Bevor eine Bank einen Kredit vergibt, überprüft sie die Bonität des Kunden. Das Ergebnis beeinflusst nicht nur die Entscheidung darüber, ob eine Finanzierungszusage erteilt wird – sondern es hat auch Auswirkungen auf die Konditionen. Denn in der Regel spiegeln die Zinsen, die für einen Kredit aufgerufen werden, das individuelle Risiko wider.

Konkret bedeutet das: Kunden mit einer erstklassigen Bonität müssen vergleichsweise niedrige Zinsen zahlen. Bei Kreditnehmern mit einem potenziell höheren Ausfallrisiko berechnet das Geldinstitut einen Aufschlag.

Im Zentrum der Kreditprüfung steht die Frage, ob der Kunde sich die gewünschte Finanzierung leisten kann. Ein wesentlicher Faktor dabei ist das regelmäßige Einkommen. Besonders einfach ist der Einkommensnachweis bei Angestellten, Beamten und Rentnern. Sie erhalten ihre Lohnabrechnungen beziehungsweise ihren Rentenbescheid und können diesen bei der Bank vorlegen. Bei Freiberuflern und Selbständigen ist der Nachweis zumeist etwas aufwändiger. Hier müssen in vielen Fällen Bilanzen, Jahresabschlüsse etc. vorgelegt werden.
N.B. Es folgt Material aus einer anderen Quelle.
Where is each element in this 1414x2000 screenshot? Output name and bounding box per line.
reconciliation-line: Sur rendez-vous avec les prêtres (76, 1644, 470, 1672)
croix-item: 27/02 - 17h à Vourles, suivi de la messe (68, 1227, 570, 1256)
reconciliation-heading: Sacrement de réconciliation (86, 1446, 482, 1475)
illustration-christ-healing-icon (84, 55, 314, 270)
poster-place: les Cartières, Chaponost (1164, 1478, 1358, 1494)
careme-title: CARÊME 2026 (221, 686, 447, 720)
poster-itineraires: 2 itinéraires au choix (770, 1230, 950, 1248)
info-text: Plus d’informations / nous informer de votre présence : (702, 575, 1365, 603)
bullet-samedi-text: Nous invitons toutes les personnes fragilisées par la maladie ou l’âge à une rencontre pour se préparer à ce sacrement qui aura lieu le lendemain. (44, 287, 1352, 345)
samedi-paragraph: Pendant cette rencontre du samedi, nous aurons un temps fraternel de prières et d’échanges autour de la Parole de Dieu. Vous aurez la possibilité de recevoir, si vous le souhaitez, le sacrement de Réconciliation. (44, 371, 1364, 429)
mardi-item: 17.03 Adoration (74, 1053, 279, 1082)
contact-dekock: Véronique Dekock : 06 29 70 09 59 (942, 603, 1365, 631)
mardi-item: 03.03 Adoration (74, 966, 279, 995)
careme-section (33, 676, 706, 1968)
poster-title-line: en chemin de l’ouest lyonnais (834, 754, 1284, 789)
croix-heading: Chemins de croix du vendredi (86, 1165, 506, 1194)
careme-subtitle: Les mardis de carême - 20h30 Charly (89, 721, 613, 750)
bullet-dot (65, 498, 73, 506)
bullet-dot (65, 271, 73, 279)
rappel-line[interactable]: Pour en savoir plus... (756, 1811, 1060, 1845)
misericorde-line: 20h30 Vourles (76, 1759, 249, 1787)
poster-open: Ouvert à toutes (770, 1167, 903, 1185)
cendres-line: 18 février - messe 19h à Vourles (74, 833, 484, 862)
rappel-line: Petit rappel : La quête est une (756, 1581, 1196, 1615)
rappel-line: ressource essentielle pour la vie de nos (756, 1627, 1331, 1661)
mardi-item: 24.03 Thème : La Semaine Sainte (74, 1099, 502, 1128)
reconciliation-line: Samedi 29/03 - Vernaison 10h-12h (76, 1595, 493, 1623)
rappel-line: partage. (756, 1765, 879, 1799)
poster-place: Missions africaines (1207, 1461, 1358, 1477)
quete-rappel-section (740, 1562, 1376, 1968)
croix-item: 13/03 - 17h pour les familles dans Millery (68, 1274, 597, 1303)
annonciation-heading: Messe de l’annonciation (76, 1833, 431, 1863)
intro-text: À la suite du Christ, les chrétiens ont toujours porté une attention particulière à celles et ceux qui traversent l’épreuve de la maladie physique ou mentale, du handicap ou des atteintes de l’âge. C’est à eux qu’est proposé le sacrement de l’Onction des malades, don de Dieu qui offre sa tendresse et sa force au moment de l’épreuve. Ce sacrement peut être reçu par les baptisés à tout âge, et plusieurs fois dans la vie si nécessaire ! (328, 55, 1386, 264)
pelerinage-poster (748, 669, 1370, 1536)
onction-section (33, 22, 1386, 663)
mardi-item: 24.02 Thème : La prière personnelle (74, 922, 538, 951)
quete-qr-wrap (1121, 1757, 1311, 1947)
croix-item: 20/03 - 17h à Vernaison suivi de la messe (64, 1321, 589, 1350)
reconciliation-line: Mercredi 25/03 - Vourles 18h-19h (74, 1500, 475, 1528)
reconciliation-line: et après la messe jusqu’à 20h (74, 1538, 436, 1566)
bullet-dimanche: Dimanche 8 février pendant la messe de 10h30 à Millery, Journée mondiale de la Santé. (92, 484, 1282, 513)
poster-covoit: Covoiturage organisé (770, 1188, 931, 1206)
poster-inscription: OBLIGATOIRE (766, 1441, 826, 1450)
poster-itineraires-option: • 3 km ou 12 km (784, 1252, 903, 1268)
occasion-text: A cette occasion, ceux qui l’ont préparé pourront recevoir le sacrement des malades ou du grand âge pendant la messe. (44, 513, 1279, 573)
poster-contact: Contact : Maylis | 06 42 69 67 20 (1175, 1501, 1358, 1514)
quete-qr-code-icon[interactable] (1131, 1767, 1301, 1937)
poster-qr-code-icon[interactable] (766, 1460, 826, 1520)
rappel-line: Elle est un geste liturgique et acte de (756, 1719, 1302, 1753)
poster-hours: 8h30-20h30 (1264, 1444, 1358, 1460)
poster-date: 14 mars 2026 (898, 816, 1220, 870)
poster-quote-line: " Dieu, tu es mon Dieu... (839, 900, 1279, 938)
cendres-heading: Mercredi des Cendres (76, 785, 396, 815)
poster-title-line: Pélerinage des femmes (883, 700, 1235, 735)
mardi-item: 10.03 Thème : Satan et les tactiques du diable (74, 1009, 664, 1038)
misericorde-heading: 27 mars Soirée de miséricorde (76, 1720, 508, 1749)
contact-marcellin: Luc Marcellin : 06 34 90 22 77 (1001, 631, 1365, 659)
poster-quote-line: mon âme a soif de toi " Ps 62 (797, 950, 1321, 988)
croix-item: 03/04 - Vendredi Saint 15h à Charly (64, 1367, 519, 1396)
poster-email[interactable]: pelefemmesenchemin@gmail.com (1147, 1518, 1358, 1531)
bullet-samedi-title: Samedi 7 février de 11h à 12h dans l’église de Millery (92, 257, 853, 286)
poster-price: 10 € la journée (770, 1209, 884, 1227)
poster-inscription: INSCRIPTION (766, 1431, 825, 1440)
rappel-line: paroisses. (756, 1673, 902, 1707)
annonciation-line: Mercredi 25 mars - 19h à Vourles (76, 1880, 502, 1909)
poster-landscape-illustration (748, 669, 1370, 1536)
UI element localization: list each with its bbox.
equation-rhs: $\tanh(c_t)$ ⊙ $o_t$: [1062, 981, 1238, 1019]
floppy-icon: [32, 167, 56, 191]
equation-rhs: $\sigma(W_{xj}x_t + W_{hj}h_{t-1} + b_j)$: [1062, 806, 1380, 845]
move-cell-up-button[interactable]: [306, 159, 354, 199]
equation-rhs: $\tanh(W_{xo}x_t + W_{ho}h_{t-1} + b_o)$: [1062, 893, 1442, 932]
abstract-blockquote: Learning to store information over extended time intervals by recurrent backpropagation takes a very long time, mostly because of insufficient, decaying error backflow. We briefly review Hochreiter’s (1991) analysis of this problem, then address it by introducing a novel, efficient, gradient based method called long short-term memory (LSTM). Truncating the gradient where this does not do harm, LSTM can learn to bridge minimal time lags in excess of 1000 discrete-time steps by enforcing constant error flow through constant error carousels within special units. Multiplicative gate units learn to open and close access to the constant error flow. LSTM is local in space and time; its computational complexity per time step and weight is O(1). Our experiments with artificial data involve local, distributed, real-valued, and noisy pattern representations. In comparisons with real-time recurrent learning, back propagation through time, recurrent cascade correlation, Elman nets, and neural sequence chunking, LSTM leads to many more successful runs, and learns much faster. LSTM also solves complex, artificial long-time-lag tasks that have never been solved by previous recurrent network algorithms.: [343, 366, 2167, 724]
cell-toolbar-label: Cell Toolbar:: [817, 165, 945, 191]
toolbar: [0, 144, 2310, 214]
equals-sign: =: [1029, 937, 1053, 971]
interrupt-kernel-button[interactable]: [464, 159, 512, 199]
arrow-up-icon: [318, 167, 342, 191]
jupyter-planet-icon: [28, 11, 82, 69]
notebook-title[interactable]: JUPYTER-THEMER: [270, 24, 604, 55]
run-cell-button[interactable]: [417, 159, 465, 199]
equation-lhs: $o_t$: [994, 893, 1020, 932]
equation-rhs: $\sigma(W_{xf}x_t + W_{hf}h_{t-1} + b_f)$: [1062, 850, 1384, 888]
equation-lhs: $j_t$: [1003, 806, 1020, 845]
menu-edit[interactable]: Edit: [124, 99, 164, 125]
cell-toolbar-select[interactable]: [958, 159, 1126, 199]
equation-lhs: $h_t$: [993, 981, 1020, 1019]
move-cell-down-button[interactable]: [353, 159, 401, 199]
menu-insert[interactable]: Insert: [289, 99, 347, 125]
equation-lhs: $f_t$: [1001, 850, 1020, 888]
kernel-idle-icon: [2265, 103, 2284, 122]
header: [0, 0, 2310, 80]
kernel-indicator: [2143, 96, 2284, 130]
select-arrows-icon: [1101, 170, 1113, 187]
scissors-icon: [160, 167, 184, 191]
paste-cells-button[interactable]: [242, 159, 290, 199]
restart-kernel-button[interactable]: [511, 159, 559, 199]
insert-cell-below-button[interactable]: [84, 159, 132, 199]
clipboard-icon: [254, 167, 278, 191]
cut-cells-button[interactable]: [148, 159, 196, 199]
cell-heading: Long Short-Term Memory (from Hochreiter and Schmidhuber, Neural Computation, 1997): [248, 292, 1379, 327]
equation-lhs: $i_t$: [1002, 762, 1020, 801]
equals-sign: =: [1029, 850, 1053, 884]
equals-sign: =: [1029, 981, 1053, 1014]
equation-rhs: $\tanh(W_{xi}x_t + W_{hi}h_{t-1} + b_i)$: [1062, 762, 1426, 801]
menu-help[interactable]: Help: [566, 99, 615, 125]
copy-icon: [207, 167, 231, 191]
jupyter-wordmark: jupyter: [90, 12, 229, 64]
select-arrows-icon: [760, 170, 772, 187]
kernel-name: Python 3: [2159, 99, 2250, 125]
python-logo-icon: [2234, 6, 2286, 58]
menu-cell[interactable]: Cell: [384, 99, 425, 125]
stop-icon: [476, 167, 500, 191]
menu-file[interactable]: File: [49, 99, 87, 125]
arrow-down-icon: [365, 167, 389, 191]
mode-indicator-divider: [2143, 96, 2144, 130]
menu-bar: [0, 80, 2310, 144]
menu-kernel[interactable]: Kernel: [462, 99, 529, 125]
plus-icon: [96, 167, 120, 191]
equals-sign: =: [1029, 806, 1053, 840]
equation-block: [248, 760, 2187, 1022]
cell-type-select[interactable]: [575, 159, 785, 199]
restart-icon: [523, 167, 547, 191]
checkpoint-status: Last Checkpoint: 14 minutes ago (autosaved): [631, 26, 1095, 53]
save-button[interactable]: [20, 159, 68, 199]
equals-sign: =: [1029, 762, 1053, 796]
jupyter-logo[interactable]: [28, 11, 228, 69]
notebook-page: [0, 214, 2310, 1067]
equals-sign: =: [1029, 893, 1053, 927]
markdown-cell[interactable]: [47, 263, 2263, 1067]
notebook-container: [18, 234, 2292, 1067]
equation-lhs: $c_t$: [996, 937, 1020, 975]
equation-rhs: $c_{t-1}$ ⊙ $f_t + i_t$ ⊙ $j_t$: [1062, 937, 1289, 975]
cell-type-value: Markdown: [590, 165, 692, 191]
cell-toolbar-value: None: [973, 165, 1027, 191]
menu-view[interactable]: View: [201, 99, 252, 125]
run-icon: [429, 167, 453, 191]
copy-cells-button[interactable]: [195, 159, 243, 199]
Neben den festen Einnahmen nimmt die Bank im Zuge der Kreditprüfung auch die regelmäßigen Ausgaben in den Blick. Selbst das beste Gehalt nutzt schließlich wenig, wenn es von den Fixkosten „aufgefressen“ wird. Entscheidend ist also, wie viel Geld der Kreditinteressent am Ende des Monats nach Abzug aller Kosten übrig hat. Diese Summe muss ausreichen, um den gewünschten Kredit zu bedienen. Ist das der Fall, stehen die Chancen auf eine Kreditzusage gut.

Eine Hürde gilt es allerdings noch zu überwinden: die Schufa-Abfrage. Kaum eine Bank vergibt einen Kredit nämlich ohne Einsicht in die „Schufa-Akte“ und ohne Berücksichtigung des individuellen Schufa-Scores. Sind negative Einträge bei der Schufa vermerkt und ist der Score-Wert zu gering, gibt es keinen Kredit – selbst dann nicht, wenn das Einkommen eigentlich ausreichen würde. Eine Ausnahme bilden lediglich Kredite ohne Schufa.